Other than the general suspicion around a player peaking this late, there are no good reasons to doubt Konerko will fail to repeat in 2012.
In addition to his offensive abilities, Konerko brings an enormous amount of leadership to the clubhouse. There were even semi-serious talks in the White Sox front office of making him a player-manager.
Other than Konerko’s poor, though not terrible, defense, he possesses all of the traits one looks for in a valuable ballplayer. White Sox fans should feel blessed that Konerko has spent 14 seasons in Chicago and plans to finish his career there.
The ceiling for Eric Hosmer is incredibly high.
In 2011, his first season in the majors, Hosmer established himself as a solid everyday player on both offense and defense. His power potential was also on display: 19 home runs in 128 games.
This is the best young player on the Royals, a team stacked with young talent. He will eventually be slugging 30+ homers in the middle of the Kansas City lineup. There is a good chance that begins in 2012.
Ike Davis is a solid young player with 20-homer power and the potential to hit around .300. His glove is also an asset.

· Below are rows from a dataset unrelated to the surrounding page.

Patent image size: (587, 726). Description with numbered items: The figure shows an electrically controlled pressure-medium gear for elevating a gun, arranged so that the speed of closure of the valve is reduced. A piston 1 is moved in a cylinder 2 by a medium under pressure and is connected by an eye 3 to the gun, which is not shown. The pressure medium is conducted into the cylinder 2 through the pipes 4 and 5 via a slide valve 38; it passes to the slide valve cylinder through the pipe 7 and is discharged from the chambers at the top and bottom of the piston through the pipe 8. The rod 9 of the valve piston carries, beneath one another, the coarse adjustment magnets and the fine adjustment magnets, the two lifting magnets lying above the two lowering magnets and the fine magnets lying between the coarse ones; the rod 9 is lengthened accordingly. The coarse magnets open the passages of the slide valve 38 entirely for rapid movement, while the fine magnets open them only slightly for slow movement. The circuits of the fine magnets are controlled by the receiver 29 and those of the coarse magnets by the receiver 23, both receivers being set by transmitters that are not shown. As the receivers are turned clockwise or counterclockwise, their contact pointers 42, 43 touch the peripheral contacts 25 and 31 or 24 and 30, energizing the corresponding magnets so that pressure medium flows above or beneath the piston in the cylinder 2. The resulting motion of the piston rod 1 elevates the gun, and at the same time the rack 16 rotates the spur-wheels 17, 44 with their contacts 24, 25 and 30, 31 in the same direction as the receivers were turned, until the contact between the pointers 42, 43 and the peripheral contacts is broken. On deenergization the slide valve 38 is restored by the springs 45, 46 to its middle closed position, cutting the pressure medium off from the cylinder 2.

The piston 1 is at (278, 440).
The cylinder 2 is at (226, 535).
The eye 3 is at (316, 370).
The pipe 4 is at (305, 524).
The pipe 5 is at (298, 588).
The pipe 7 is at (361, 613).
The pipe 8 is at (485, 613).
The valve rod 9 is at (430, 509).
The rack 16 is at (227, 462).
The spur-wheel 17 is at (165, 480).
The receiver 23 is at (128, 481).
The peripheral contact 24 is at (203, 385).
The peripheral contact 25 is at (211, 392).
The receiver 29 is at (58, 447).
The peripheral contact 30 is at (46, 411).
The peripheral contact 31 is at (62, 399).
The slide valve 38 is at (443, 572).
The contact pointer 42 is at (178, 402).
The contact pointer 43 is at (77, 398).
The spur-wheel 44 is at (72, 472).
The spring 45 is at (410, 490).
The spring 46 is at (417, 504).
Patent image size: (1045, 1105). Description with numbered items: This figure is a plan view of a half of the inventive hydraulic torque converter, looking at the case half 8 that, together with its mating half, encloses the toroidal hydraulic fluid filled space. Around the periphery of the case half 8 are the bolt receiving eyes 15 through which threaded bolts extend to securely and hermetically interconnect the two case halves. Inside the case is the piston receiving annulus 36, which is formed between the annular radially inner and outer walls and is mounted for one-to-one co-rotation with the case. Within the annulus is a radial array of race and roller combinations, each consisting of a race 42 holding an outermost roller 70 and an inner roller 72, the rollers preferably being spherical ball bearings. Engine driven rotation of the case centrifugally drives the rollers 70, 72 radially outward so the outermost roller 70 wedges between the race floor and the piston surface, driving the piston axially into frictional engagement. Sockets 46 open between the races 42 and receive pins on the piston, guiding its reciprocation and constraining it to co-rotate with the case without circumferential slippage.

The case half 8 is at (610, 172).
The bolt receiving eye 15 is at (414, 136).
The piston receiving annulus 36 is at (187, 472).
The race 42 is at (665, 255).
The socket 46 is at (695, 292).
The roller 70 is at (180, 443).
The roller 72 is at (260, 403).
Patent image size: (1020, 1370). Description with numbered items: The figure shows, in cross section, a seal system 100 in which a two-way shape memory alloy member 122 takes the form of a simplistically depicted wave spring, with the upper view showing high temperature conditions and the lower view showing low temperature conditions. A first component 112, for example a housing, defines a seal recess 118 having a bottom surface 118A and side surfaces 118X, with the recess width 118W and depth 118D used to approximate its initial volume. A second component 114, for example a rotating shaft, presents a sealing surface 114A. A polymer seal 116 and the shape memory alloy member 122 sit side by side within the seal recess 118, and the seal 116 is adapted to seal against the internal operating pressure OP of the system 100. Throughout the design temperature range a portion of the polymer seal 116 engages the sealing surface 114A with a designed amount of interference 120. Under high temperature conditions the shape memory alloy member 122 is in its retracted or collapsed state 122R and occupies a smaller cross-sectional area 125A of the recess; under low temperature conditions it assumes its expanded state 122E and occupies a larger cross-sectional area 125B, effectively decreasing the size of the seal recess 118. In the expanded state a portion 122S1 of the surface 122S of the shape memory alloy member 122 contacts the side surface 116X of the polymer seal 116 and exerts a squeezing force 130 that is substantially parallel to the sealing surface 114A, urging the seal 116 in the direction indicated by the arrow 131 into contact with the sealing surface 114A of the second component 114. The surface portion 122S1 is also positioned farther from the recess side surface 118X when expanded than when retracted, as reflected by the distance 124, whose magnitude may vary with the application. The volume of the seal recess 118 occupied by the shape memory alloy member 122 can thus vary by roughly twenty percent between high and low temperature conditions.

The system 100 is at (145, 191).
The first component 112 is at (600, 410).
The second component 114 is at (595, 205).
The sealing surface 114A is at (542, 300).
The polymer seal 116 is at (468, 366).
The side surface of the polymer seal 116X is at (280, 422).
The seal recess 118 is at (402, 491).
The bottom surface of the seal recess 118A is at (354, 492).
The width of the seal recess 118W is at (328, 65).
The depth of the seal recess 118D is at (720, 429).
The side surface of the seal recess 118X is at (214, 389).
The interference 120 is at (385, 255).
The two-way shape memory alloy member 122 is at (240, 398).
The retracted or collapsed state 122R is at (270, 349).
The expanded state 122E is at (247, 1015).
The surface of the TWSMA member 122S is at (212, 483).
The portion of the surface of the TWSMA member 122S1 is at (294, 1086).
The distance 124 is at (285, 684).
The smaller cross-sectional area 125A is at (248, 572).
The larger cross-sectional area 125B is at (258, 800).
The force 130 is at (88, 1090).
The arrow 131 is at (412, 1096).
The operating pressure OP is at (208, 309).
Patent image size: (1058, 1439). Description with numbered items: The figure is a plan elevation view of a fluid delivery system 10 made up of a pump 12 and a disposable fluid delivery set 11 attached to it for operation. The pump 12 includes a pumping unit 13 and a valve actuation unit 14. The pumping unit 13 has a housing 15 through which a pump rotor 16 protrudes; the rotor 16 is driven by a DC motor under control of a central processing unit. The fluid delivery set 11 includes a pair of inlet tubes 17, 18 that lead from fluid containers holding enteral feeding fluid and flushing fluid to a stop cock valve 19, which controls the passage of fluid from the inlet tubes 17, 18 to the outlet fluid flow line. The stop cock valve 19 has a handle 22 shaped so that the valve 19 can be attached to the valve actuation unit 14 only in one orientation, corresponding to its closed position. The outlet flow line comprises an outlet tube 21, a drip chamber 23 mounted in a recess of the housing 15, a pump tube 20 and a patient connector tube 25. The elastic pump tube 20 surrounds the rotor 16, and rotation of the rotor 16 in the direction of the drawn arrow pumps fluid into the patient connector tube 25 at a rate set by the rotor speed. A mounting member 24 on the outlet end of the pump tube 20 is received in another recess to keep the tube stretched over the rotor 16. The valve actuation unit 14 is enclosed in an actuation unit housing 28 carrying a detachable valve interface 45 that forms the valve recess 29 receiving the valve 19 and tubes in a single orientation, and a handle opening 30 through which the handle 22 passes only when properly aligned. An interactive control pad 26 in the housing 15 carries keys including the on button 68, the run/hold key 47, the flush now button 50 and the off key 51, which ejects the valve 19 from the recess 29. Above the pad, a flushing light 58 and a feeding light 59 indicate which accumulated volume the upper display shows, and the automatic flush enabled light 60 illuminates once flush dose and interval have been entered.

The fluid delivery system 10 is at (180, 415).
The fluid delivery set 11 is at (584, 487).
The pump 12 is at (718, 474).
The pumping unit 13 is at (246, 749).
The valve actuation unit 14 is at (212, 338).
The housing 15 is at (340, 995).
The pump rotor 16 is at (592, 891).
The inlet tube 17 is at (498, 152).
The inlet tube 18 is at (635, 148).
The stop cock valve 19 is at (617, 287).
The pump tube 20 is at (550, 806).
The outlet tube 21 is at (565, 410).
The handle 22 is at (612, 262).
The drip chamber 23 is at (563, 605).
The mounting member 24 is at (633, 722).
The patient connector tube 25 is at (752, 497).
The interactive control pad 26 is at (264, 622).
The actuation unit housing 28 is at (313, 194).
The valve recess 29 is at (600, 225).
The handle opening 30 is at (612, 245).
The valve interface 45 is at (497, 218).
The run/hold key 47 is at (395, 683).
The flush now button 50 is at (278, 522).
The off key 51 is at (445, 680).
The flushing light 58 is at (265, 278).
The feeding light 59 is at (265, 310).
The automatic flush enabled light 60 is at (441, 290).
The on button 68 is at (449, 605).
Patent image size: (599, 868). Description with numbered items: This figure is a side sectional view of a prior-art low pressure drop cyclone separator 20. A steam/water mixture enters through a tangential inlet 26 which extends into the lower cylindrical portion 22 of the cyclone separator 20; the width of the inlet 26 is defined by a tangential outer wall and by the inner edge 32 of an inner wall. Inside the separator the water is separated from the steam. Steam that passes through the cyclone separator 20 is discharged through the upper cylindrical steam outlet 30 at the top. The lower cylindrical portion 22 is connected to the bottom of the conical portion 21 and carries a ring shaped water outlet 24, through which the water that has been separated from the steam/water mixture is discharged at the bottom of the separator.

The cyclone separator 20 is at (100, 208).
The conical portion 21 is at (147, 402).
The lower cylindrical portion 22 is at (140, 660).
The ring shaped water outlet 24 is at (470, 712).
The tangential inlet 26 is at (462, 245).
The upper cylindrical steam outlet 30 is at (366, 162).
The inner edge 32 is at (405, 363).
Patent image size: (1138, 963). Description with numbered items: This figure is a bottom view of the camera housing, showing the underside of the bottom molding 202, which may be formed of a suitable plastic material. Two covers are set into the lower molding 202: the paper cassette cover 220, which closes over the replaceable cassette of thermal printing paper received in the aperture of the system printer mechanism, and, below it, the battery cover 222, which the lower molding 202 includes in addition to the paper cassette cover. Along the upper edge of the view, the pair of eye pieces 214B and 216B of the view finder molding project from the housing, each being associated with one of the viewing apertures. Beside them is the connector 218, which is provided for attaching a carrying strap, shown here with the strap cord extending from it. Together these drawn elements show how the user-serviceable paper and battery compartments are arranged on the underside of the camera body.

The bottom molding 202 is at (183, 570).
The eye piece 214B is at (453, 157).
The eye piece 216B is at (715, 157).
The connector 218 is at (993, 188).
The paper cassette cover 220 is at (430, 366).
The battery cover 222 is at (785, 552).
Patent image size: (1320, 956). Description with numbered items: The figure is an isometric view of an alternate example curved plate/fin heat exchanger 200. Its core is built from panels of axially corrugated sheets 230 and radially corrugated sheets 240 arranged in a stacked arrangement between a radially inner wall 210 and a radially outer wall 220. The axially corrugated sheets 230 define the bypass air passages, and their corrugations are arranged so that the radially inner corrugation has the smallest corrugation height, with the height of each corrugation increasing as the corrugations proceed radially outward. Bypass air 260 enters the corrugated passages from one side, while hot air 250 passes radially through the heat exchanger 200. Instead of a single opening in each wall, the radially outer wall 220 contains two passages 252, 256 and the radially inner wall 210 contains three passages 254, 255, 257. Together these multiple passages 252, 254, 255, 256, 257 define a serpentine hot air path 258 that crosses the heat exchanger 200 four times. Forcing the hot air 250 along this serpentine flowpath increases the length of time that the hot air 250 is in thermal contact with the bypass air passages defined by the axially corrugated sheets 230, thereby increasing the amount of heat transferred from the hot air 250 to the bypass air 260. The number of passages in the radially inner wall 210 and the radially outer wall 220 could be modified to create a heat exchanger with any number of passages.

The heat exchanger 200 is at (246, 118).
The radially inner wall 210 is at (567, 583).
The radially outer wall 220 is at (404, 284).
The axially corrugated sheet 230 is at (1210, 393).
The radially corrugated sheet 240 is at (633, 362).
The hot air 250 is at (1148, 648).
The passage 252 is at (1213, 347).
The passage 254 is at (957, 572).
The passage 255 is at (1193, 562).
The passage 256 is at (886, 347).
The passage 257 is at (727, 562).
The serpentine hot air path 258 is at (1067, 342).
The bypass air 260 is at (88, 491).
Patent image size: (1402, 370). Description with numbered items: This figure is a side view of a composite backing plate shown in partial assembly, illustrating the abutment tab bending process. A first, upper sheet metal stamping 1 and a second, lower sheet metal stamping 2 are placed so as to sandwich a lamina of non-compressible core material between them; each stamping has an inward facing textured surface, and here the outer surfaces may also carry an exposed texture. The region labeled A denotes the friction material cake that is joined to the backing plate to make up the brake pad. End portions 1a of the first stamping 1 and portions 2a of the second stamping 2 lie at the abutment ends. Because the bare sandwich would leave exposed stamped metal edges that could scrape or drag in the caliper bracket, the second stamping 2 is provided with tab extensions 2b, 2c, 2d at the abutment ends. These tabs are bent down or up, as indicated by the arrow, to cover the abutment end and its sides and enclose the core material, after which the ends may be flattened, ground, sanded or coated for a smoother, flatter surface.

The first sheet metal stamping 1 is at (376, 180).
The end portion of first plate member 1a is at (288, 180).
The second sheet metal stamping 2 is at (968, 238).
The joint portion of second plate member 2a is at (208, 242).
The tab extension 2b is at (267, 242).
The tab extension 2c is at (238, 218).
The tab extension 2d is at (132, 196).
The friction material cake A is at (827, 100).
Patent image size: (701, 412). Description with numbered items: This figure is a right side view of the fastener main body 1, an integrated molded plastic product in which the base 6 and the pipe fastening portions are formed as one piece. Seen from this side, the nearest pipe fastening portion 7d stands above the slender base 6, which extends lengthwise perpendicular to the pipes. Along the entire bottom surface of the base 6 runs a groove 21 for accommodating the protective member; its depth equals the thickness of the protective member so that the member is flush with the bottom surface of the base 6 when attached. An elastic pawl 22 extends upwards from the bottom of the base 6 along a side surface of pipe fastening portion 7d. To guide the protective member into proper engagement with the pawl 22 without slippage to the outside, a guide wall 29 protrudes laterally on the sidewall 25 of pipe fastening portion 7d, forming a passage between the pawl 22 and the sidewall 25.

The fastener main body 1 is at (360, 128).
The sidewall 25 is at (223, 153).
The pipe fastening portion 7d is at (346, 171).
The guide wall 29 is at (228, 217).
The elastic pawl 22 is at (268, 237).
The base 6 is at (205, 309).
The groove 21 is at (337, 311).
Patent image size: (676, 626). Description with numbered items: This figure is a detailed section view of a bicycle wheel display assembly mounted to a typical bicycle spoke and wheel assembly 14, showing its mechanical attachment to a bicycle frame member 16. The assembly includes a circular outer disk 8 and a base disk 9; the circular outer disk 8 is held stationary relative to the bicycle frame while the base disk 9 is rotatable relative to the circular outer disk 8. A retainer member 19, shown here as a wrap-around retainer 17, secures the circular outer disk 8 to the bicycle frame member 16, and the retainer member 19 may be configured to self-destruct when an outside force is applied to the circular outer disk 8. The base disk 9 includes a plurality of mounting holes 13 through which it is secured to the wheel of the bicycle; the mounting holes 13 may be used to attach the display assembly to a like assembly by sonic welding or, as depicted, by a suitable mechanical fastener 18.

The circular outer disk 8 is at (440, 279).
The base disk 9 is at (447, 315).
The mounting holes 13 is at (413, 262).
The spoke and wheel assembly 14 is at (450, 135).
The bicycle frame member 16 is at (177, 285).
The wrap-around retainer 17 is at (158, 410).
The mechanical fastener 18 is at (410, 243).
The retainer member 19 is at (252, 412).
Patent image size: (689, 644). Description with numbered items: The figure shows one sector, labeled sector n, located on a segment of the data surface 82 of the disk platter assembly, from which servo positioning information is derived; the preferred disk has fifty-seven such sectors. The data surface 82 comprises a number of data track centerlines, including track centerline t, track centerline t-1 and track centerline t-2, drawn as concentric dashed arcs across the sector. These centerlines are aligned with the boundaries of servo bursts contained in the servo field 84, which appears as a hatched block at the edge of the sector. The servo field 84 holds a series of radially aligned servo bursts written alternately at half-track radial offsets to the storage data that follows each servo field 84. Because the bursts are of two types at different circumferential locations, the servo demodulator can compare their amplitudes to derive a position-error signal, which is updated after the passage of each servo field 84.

The New York Mets are relying on this guy to be a main part of their lineup going forward. He probably will not disappoint. Davis ranks behind Hosmer due only to his slightly lower ceiling.
The past two seasons have been down years for the Rays' Carlos Pena. On the other hand, the three years prior to that were his best. He puts the ball in play so infrequently that he can go through major ups and downs from season to season.
Despite his streakiness, Pena will always bring plenty of power and solid defense to the table. Since Pena is on the wrong side of 30, the young guys, Eric Hosmer and Ike Davis, look like safer bets at this point for 2012.